La aventura comenzó el 1 de mayo de 1986. El motor de este inicio fue el amor, al ponerse en pareja con su esposa María Luisa Aguirre, a quien Pepe reconoce con cariño como la verdadera manisera originaria. Desde 1990, su característico carrito blanco y rojo con letras azules se asentó firmemente en la calle Mitre, un rincón que adoptó como su lugar predilecto en el mundo. Con un profundo orgullo nicoleño, Pepe defiende la calidez de su cuadra elegida, asegurando que dicha arteria posee un tono primaveral y alegre que contrasta con el carácter más frío de la calle De la Nación.
A lo largo de estas cuatro décadas, este emblemático trabajador se ha convertido en un observador privilegiado de la evolución de la sociedad nicoleña. Desde su puesto, ha visto pasar a generaciones de vecinos que regresan del trabajo o disfrutan de un paseo por el centro. El impacto de su producto ha trascendido fronteras insospechadas: sus famosas bolsitas de garrapiñadas no solo han viajado a destinos regionales e incluso llegaron a cruzar el océano hasta Medio Oriente, llevando el sabor dulce de San Nicolás a los rincones más remotos del planeta.

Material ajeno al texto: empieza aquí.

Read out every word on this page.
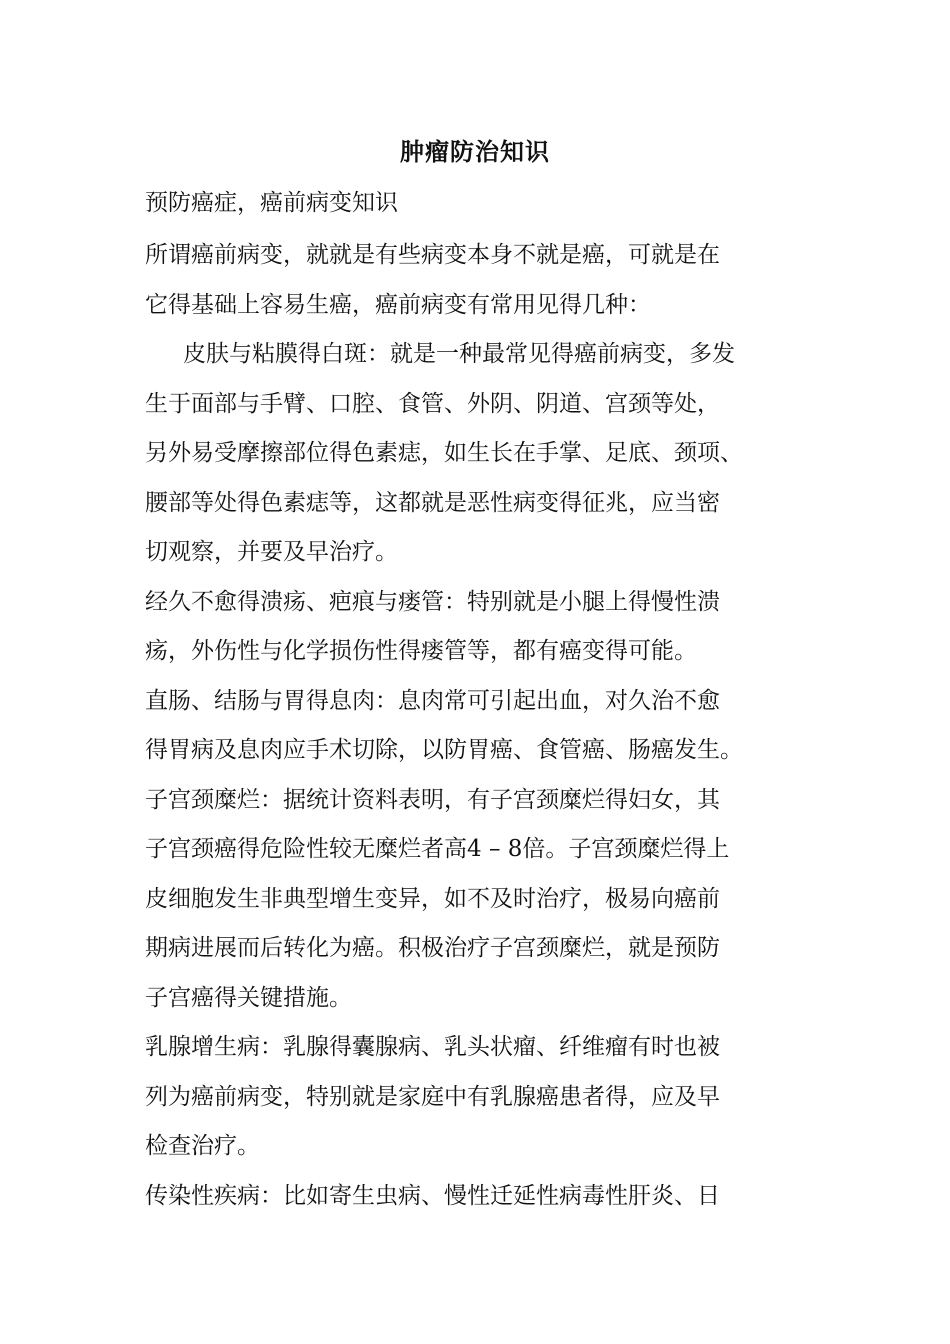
肿瘤防治知识
预防癌症，癌前病变知识
所谓癌前病变，就就是有些病变本身不就是癌，可就是在
它得基础上容易生癌，癌前病变有常用见得几种：
皮肤与粘膜得白斑：就是一种最常见得癌前病变，多发
生于面部与手臂、口腔、食管、外阴、阴道、宫颈等处，
另外易受摩擦部位得色素痣，如生长在手掌、足底、颈项、
腰部等处得色素痣等，这都就是恶性病变得征兆，应当密
切观察，并要及早治疗。
经久不愈得溃疡、疤痕与瘘管：特别就是小腿上得慢性溃
疡，外伤性与化学损伤性得瘘管等，都有癌变得可能。
直肠、结肠与胃得息肉：息肉常可引起出血，对久治不愈
得胃病及息肉应手术切除，以防胃癌、食管癌、肠癌发生。
子宫颈糜烂：据统计资料表明，有子宫颈糜烂得妇女，其
子宫颈癌得危险性较无糜烂者高4 – 8倍。子宫颈糜烂得上
皮细胞发生非典型增生变异，如不及时治疗，极易向癌前
期病进展而后转化为癌。积极治疗子宫颈糜烂，就是预防
子宫癌得关键措施。
乳腺增生病：乳腺得囊腺病、乳头状瘤、纤维瘤有时也被
列为癌前病变，特别就是家庭中有乳腺癌患者得，应及早
检查治疗。
传染性疾病：比如寄生虫病、慢性迁延性病毒性肝炎、日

Con una mirada impregnada de nostalgia y sabiduría, Pepe añora los tratos de antaño. Defensor de las costumbres de antes, observa con cierta inquietud el avance de las pantallas digitales y la pérdida de los modales tradicionales entre la juventud. Para él, el saludo respetuoso y la conversación cara a cara son valores fundamentales que la comunidad no debería perder.
Esa misma devoción por lo auténtico se refleja en sus pasatiempos. A Pepe le fascina la lectura, explorando textos de medicina, psicología y política. Distante de los dispositivos tecnológicos modernos, mantiene un ritual inquebrantable que repite fielmente: comprar el semanario COSA CIERTA. Como lector de pura cepa que prefiere el formato tradicional, valora enormemente el papel impreso y elige informarse en estos tiempos a través del único semanario en papel de la ciudad, sosteniendo con orgullo la permanencia de las páginas impresas.